Filmmaker Iris Zaki moves from Tel Aviv to Tekoa, a settlement in the West Bank. Arriving and proudly describing herself as “left-wing,” Zaki seeks to understand the perspective of those living in Tekoa and how they see the situation in the country. While some initially balk at her presence and the notion of having a camera around, a number of residents are more than willing to talk. As they express their feelings about why they are there and how they relate to the Arab population surrounding them, Zaki presses them on whether there are truly considering the way their disenfranchised neighbors live and how it contrasts greatly with their happy existence.

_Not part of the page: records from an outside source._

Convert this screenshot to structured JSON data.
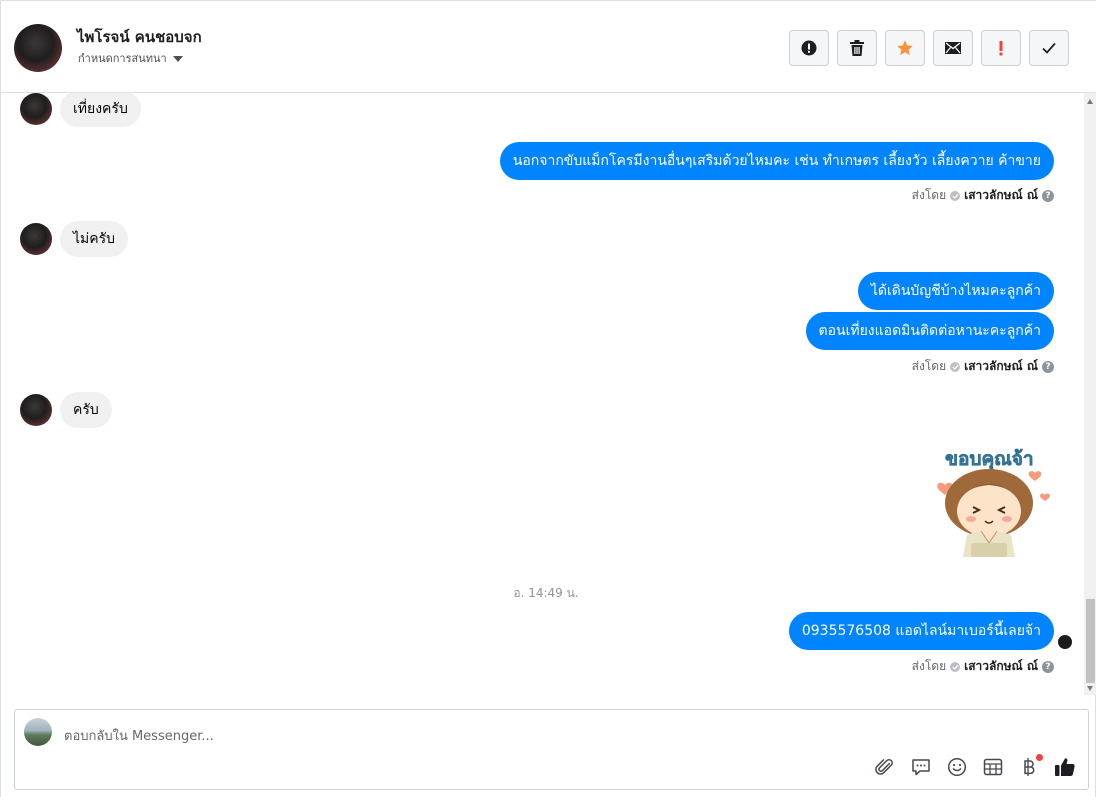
{
  "header": {
    "contact_name": "ไพโรจน์ คนชอบจก",
    "assign_label": "กำหนดการสนทนา",
    "actions": [
      {
        "name": "report-spam-button",
        "icon": "exclamation-circle-icon"
      },
      {
        "name": "delete-button",
        "icon": "trash-icon"
      },
      {
        "name": "star-button",
        "icon": "star-icon"
      },
      {
        "name": "mark-unread-button",
        "icon": "envelope-icon"
      },
      {
        "name": "follow-up-button",
        "icon": "exclamation-icon"
      },
      {
        "name": "mark-done-button",
        "icon": "checkmark-icon"
      }
    ],
    "star_color": "#f7923b",
    "followup_color": "#fa3e3e"
  },
  "messages": {
    "m1": "เที่ยงครับ",
    "m2": "นอกจากขับแม็กโครมีงานอื่นๆเสริมด้วยไหมคะ เช่น ทำเกษตร เลี้ยงวัว เลี้ยงควาย ค้าขาย",
    "m3": "ไม่ครับ",
    "m4": "ได้เดินบัญชีบ้างไหมคะลูกค้า",
    "m5": "ตอนเที่ยงแอดมินติดต่อหานะคะลูกค้า",
    "m6": "ครับ",
    "sticker_text": "ขอบคุณจ้า",
    "timestamp": "อ. 14:49 น.",
    "m7": "0935576508 แอดไลน์มาเบอร์นี้เลยจ้า"
  },
  "sent_by": {
    "prefix": "ส่งโดย",
    "agent": "เสาวลักษณ์ ณ์",
    "help": "?"
  },
  "reply": {
    "placeholder": "ตอบกลับใน Messenger...",
    "tools": [
      "paperclip-icon",
      "saved-reply-icon",
      "emoji-icon",
      "table-icon",
      "baht-icon",
      "thumbs-up-icon"
    ]
  },
  "colors": {
    "outgoing_bubble": "#0084ff",
    "incoming_bubble": "#f0f0f0"
  }
}
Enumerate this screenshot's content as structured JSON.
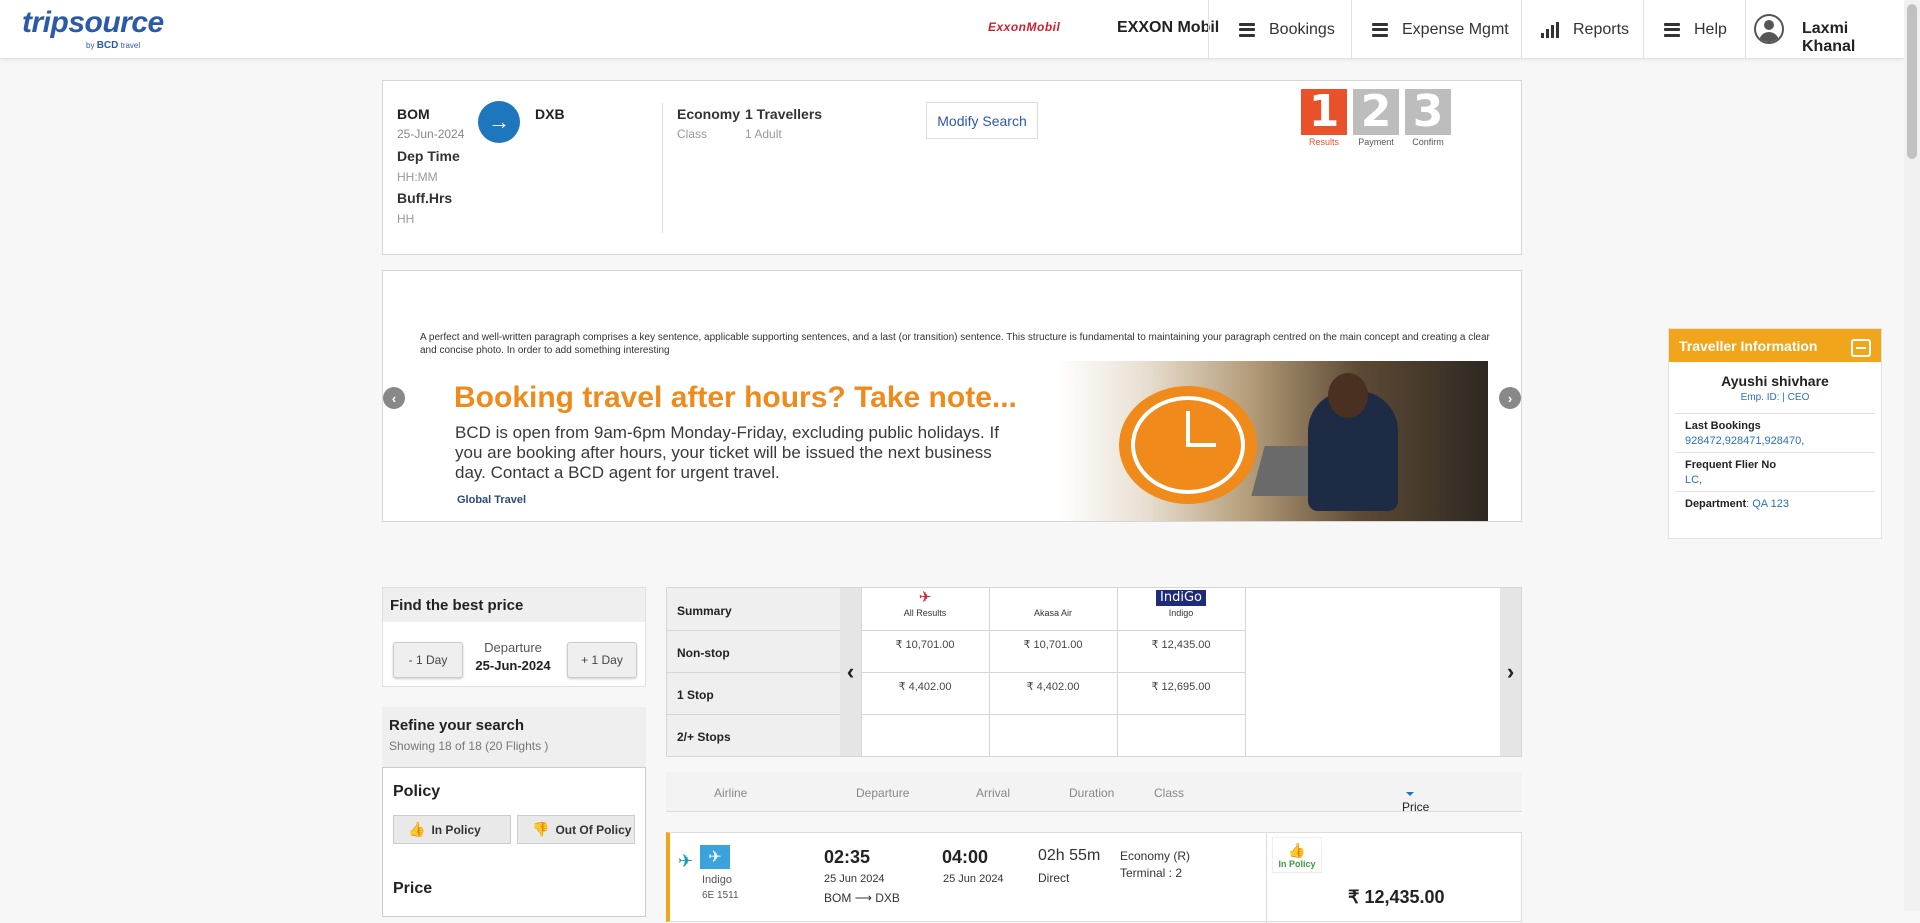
{
  "nav": {
    "logo": {
      "brand": "tripsource",
      "by": "by",
      "bcd": "BCD",
      "travel": "travel"
    },
    "company_logo": "ExxonMobil",
    "company_name": "EXXON Mobil",
    "items": [
      {
        "label": "Bookings",
        "icon": "menu-icon"
      },
      {
        "label": "Expense Mgmt",
        "icon": "menu-icon"
      },
      {
        "label": "Reports",
        "icon": "bar-chart-icon"
      },
      {
        "label": "Help",
        "icon": "menu-icon"
      }
    ],
    "user_name": "Laxmi Khanal"
  },
  "search": {
    "from": "BOM",
    "date": "25-Jun-2024",
    "to": "DXB",
    "dep_time_label": "Dep Time",
    "dep_time_value": "HH:MM",
    "buff_label": "Buff.Hrs",
    "buff_value": "HH",
    "class_label": "Economy",
    "class_sub": "Class",
    "travellers_label": "1 Travellers",
    "travellers_sub": "1 Adult",
    "modify_label": "Modify Search",
    "steps": [
      {
        "num": "1",
        "label": "Results",
        "active": true
      },
      {
        "num": "2",
        "label": "Payment",
        "active": false
      },
      {
        "num": "3",
        "label": "Confirm",
        "active": false
      }
    ]
  },
  "banner": {
    "paragraph": "A perfect and well-written paragraph comprises a key sentence, applicable supporting sentences, and a last (or transition) sentence. This structure is fundamental to maintaining your paragraph centred on the main concept and creating a clear and concise photo. In order to add something interesting",
    "title": "Booking travel after hours? Take note...",
    "body": "BCD is open from 9am-6pm Monday-Friday, excluding public holidays. If you are booking after hours, your ticket will be issued the next business day. Contact a BCD agent for urgent travel.",
    "footer": "Global Travel"
  },
  "traveller": {
    "header": "Traveller Information",
    "name": "Ayushi shivhare",
    "emp": "Emp. ID: | CEO",
    "last_bookings_label": "Last Bookings",
    "last_bookings_value": "928472,928471,928470,",
    "ffn_label": "Frequent Flier No",
    "ffn_value": "LC,",
    "dept_label": "Department",
    "dept_value": "QA 123"
  },
  "best_price": {
    "title": "Find the best price",
    "minus": "- 1 Day",
    "plus": "+ 1 Day",
    "dep_label": "Departure",
    "dep_date": "25-Jun-2024"
  },
  "refine": {
    "title": "Refine your search",
    "subtitle": "Showing 18 of 18 (20 Flights )",
    "policy_title": "Policy",
    "in_policy": "In Policy",
    "out_policy": "Out Of Policy",
    "price_title": "Price"
  },
  "matrix": {
    "rows": [
      "Summary",
      "Non-stop",
      "1 Stop",
      "2/+ Stops"
    ],
    "columns": [
      {
        "airline": "All Results",
        "logo": "plane-icon",
        "nonstop": "₹ 10,701.00",
        "onestop": "₹ 4,402.00",
        "twoplus": ""
      },
      {
        "airline": "Akasa Air",
        "logo": "",
        "nonstop": "₹ 10,701.00",
        "onestop": "₹ 4,402.00",
        "twoplus": ""
      },
      {
        "airline": "Indigo",
        "logo": "IndiGo",
        "nonstop": "₹ 12,435.00",
        "onestop": "₹ 12,695.00",
        "twoplus": ""
      }
    ]
  },
  "results_header": {
    "airline": "Airline",
    "departure": "Departure",
    "arrival": "Arrival",
    "duration": "Duration",
    "class": "Class",
    "price": "Price"
  },
  "flight": {
    "airline": "Indigo",
    "code": "6E  1511",
    "dep_time": "02:35",
    "dep_date": "25 Jun 2024",
    "arr_time": "04:00",
    "arr_date": "25 Jun 2024",
    "duration": "02h 55m",
    "stops": "Direct",
    "class": "Economy (R)",
    "terminal": "Terminal : 2",
    "from": "BOM",
    "to": "DXB",
    "policy": "In Policy",
    "price": "₹ 12,435.00"
  },
  "colors": {
    "accent": "#f0a51b",
    "brand_blue": "#2b5aa8",
    "step_active": "#e9512b",
    "policy_green": "#3a9b3a"
  }
}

What Zaki manages to do here is, in one way, remarkable. Announcing herself unapologetically as a leftist and challenging those she interviews with charges of occupation and apartheid, she has conversations with those completely on the opposite end of the political spectrum. They may get passionate, but at no time are they disrespectful, which says something in our current society. For Americans watching, this should be particularly heartwarming, given just how aggressively party divides have made it so that people who don’t agree also don’t talk to each other.
Zaki probes some interesting questions and inarguably gets interesting results. Those she speaks to don’t hold back, and even wrestle audibly with exactly how they feel and what parts of their narratives are contradictory. This film runs just an hour and ten minutes, and given the intriguing nature of what just a few residents share, there’s evidently a much bigger project here. Zaki presses those she speaks to for solutions, but she doesn’t seem to have many of her own, merely an interest in ensuring that people don’t simply accept their realities. Her most compelling conversation comes with a young woman who survived a stabbing attack and, as a result, realized that a more understanding and pluralistic approach to Israeli-Palestinian relations is necessary. Such optimistic ideas of coexistence are inspiring, and films like this one, which fittingly closes the Other Israel Film Festival, are great conversations starters.